GUMSum: Multi-Genre Data and Evaluation for English Abstractive Summarization
This work addresses the challenge of reliable evaluation for abstractive summarization across multiple genres, which is incremental as it builds on existing datasets and methods.
The authors tackled the problem of evaluating abstractive summarization across diverse genres by introducing GUMSum, a dataset with 12 written and spoken genres, and found that GPT-3 underperforms humans with varying quality across genres.
Automatic summarization with pre-trained language models has led to impressively fluent results, but is prone to 'hallucinations', low performance on non-news genres, and outputs which are not exactly summaries.

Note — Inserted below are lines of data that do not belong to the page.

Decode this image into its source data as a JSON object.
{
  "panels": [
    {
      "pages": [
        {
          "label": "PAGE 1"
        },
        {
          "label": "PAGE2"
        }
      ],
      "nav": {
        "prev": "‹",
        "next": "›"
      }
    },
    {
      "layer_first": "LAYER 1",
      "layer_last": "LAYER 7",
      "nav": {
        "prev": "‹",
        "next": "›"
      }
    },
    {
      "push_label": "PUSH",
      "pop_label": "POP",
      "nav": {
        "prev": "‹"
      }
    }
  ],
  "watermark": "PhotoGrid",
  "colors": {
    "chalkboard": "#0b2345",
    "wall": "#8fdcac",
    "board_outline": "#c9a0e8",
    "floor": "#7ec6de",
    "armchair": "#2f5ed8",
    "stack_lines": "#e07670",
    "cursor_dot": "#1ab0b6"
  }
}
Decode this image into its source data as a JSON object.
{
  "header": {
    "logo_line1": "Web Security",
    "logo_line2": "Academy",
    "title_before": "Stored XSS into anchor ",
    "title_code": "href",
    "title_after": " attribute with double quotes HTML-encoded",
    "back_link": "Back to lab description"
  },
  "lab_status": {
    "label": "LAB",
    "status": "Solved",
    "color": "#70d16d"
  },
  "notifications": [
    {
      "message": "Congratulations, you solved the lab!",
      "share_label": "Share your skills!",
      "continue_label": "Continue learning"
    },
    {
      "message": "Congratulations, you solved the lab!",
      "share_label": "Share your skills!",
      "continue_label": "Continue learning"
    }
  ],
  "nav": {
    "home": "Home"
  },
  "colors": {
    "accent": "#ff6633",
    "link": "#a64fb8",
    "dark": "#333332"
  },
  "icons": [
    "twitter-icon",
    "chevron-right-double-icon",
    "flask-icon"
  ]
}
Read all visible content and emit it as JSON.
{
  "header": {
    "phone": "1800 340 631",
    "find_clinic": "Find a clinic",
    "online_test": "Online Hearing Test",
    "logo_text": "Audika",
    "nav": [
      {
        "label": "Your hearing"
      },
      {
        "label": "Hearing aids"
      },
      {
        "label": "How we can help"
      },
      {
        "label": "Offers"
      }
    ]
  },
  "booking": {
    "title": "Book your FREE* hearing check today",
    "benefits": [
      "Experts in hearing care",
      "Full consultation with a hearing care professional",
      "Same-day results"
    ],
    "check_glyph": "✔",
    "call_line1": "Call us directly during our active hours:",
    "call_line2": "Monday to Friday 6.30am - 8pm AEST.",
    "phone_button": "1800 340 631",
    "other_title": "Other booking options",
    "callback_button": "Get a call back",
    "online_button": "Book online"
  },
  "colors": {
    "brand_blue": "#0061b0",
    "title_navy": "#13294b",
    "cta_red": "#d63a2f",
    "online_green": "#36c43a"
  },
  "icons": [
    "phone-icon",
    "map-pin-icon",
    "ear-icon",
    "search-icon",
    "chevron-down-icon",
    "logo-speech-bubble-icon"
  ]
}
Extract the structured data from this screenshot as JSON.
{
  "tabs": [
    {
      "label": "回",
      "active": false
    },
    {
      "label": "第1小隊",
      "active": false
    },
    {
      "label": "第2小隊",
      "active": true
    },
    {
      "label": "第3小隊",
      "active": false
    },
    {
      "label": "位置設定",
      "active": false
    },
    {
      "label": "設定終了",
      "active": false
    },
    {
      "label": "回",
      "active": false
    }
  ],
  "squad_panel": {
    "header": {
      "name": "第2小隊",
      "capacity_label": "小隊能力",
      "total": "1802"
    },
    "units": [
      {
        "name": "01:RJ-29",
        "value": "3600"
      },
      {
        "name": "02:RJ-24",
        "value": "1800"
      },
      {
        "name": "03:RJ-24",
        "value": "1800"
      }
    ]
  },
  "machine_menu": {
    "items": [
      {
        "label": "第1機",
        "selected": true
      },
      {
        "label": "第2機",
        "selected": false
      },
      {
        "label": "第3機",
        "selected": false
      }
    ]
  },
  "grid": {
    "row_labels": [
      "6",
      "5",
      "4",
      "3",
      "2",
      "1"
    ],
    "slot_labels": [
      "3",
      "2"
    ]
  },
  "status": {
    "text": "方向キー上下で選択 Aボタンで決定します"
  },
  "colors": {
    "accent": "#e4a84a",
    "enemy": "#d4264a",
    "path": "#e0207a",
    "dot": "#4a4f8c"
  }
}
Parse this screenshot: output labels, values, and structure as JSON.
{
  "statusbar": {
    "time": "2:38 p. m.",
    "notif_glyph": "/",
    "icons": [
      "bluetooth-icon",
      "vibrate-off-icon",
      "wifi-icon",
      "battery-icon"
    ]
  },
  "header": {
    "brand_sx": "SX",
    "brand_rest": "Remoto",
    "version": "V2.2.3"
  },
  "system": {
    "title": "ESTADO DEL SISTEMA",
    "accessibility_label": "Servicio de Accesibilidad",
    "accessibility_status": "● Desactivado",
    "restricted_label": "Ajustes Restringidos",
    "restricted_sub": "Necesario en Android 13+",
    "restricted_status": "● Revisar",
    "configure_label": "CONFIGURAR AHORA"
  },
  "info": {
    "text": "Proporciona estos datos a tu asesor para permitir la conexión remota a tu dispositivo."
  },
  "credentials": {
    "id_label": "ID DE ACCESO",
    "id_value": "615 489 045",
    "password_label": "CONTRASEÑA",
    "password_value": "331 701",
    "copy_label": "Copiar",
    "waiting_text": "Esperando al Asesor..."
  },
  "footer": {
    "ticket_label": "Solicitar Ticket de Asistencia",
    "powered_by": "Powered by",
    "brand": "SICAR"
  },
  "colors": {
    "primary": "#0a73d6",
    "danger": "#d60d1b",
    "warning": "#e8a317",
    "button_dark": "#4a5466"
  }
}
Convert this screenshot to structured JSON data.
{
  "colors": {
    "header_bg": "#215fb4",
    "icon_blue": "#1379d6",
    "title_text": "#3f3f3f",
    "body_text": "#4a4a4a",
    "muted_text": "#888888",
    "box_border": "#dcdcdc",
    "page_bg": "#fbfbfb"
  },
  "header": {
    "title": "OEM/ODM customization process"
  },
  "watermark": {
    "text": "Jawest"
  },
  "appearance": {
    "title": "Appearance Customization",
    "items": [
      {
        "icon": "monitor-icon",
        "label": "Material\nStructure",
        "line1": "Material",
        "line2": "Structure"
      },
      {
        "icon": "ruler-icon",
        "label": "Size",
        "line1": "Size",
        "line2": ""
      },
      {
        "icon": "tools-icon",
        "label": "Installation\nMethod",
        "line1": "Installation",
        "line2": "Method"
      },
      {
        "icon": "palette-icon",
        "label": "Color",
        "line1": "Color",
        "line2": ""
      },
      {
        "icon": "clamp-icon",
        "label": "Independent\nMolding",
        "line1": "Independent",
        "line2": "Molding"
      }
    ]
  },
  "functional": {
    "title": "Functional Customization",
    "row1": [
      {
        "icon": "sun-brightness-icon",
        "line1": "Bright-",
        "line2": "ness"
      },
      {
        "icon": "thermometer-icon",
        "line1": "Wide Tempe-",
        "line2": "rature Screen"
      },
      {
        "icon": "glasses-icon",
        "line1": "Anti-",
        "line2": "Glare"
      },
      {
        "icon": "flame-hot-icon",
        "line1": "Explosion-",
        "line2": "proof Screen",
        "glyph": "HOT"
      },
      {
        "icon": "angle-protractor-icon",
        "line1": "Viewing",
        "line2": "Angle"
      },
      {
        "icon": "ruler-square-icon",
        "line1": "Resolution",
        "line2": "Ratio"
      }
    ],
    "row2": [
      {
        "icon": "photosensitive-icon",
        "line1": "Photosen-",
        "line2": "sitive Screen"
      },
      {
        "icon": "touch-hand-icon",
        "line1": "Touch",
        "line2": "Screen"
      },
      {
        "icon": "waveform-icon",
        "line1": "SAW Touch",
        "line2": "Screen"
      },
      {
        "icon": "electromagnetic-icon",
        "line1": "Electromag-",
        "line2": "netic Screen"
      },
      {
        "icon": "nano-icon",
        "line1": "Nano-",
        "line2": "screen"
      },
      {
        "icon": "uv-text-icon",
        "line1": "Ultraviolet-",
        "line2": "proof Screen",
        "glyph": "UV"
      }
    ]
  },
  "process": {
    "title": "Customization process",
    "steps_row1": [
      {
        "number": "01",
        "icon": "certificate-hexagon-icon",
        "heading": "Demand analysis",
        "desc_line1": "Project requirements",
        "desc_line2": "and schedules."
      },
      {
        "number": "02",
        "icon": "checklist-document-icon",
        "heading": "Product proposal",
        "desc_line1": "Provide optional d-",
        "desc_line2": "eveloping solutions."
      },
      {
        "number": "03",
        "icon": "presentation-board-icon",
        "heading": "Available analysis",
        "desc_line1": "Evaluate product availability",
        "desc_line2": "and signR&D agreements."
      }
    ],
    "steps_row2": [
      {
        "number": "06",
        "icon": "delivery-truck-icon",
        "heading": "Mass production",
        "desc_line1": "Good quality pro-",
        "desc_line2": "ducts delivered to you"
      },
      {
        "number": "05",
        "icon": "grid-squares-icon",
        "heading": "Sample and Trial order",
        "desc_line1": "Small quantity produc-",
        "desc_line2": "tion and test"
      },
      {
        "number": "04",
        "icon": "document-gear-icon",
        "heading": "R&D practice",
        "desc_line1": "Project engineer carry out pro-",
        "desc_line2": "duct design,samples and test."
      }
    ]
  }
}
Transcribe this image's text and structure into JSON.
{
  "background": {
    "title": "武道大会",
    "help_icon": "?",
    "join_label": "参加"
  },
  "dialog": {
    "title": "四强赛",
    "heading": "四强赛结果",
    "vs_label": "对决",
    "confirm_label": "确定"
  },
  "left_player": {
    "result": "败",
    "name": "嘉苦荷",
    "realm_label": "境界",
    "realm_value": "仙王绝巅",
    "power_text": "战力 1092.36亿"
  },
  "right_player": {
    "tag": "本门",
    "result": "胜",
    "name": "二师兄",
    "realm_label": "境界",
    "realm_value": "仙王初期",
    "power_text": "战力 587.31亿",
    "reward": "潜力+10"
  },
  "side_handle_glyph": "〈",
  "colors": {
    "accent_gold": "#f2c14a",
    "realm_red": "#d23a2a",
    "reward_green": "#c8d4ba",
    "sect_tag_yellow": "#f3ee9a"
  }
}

Targeting ACL 2023's 'Reality Check' theme, we present GUMSum, a small but carefully crafted dataset of English summaries in 12 written and spoken genres for evaluation of abstractive summarization. Summaries are highly constrained, focusing on substitutive potential, factuality, and faithfulness. We present guidelines and evaluate human agreement as well as subjective judgments on recent system outputs, comparing general-domain untuned approaches, a fine-tuned one, and a prompt-based approach, to human performance. Results show that while GPT3 achieves impressive scores, it still underperforms humans, with varying quality across genres. Human judgments reveal different types of errors in supervised, prompted, and human-generated summaries, shedding light on the challenges of producing a good summary.